発達障がいグレーゾーンの子どものミカタのマツジュンです。
歯科技工所に通っている時は、やっと専門学校も卒業し、資格も得て、なんとかこの仕事を続けたいと一生懸命でした。
親としては、睡眠時間の短いことや、車の中で寝る不自然な生活が気になりましたが、これも仕事に慣れるまでで、そのうちに上手になれば早く帰宅できるようになると思っていました。
長男は小学校時代にいじめにあっていますし、殴られたり蹴られたりしたこともあります。
その経験から痛みに強くなったのか、ある時ボソッと「先生に蹴られた」と言ったことがあります。

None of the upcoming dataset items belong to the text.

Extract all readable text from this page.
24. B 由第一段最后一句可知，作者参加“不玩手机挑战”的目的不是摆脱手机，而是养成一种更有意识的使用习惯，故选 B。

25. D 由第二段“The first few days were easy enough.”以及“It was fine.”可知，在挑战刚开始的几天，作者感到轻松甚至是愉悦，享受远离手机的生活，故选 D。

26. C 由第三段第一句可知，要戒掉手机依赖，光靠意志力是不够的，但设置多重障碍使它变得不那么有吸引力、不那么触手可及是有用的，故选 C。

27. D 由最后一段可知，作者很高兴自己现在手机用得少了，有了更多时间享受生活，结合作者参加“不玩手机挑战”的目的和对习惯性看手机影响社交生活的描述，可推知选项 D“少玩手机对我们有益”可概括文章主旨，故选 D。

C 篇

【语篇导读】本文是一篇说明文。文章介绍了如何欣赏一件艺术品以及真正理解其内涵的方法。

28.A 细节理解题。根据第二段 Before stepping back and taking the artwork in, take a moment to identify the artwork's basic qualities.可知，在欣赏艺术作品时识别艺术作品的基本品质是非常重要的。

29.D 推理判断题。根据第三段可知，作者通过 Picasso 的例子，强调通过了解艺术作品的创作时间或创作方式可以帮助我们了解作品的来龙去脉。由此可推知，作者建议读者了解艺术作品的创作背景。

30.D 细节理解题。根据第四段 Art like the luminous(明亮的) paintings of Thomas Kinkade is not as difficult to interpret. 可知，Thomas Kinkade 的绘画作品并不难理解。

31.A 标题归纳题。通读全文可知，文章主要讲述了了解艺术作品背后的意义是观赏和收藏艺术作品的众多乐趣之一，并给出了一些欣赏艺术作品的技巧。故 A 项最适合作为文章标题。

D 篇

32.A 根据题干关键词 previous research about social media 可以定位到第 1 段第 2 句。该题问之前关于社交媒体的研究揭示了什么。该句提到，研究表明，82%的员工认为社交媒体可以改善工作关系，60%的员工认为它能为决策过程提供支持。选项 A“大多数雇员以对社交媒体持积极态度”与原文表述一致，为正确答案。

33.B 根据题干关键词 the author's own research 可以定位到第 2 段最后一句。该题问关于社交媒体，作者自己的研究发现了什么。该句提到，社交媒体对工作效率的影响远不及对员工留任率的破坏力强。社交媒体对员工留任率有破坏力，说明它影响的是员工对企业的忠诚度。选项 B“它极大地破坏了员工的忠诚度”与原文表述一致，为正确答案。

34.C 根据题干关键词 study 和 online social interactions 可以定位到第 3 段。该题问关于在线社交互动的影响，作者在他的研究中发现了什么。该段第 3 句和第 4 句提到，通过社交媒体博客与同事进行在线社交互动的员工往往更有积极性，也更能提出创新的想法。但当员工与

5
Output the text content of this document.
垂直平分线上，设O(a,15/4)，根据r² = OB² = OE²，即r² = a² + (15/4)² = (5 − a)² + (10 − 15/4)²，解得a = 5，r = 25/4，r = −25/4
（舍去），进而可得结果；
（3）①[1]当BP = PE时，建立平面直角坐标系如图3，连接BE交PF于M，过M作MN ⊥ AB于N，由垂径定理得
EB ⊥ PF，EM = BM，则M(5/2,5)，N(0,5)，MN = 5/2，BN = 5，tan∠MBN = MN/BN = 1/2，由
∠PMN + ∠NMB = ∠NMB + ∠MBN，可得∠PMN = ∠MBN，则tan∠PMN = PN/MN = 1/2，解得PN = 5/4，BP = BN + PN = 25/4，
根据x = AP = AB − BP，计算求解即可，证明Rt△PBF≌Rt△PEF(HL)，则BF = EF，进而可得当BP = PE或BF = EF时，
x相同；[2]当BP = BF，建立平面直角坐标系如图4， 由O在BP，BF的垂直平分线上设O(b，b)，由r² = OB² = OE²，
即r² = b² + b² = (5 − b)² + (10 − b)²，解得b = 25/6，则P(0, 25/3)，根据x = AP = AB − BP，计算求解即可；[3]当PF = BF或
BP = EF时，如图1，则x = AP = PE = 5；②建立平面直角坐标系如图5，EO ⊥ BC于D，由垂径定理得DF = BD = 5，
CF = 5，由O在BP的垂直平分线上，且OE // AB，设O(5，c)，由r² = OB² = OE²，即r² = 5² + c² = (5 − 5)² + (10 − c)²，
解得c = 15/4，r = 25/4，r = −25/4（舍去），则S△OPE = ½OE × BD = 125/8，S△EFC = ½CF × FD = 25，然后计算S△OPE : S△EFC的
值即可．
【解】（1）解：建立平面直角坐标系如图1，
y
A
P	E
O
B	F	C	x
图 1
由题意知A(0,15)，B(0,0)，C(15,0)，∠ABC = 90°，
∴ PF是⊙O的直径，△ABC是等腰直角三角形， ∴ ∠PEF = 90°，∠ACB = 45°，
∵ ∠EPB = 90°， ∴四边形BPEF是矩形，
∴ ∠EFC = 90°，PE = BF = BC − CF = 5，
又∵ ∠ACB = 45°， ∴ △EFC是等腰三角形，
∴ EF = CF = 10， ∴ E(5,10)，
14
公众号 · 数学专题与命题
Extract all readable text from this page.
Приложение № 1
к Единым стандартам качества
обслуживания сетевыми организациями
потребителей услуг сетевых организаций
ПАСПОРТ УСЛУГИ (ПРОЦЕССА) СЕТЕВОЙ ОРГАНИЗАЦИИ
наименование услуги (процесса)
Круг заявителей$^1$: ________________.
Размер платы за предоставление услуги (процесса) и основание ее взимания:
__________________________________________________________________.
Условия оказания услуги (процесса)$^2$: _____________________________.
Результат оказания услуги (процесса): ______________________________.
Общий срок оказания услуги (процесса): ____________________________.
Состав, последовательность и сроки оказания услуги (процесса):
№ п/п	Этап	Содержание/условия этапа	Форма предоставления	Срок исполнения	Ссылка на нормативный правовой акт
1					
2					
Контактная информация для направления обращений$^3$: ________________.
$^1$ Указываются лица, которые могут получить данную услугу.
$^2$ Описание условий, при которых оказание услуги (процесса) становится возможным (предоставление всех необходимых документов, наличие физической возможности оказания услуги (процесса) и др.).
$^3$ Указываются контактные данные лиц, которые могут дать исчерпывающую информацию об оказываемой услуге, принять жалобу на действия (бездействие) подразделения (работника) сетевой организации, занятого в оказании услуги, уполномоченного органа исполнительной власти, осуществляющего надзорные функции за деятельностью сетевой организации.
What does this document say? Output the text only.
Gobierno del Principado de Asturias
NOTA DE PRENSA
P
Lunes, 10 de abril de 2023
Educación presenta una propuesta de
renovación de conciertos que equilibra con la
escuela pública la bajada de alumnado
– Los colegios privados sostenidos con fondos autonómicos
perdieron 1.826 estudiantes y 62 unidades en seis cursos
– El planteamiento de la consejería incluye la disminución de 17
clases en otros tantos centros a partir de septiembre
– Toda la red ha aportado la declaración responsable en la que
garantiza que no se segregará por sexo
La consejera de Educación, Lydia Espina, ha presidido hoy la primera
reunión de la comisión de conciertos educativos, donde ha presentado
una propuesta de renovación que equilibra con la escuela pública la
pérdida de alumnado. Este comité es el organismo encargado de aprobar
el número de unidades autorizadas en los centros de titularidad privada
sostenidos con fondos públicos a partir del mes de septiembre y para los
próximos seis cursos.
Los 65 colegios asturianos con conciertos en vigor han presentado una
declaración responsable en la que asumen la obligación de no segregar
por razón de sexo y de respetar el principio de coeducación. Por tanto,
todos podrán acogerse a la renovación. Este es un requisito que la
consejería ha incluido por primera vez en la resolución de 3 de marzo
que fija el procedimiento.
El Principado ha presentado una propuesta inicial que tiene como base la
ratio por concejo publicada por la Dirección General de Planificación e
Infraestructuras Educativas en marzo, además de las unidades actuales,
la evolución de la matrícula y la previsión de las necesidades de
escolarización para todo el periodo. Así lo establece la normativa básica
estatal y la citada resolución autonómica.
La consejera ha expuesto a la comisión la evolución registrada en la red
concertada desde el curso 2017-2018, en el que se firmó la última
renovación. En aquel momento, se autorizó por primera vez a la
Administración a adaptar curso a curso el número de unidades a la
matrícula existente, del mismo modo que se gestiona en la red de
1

それもとても大変なことのようにではなく、何気なく言ったので驚いてしまいました。
いくら先生と弟子でも、口での叱責ではなく、蹴るなんてあり得るのだろうか?
それが職人の世界なのか?
聞いた私の頭が真っ白になりました。
それでも本人が「大丈夫」と言うので、まさか親が「その仕事を辞めなさい」とまでは言えなくて、「本当に辛かったらいつでも辞めて良いのよ」と辞める選択肢があることを示しました。
もともとおしゃべりな子ではありませんし、私も根ほり葉ほり聞き出すのも、かえって本人を追い詰める気がして、「なんでも聞くよ」「お母さんはあなたの味方よ!」とだけ伝え続けました。
今から思うとまさしくパワハラの世界でした。
悪い先生ではありませんでしたが、弟子を持ったことがなく、個人でコツコツ開業していて、弟子の育て方が分からなかったのだと思います。
そして長男には注意欠如があるので、簡単なミスも多くて、口で言っても変わらないので先生も蹴ってしまったのかもしれません。
私が親業(ゴードン・メソッド)を教えていたので、誰の問題か?を冷静に考えることができて、本人を追い詰めないですみました。
仕事を辞めるか続けるかは本人の問題です。
親の問題ではありません。
親にできることは美味しい物を作り、短い家の時間を快適にし、話を聞くだけでした。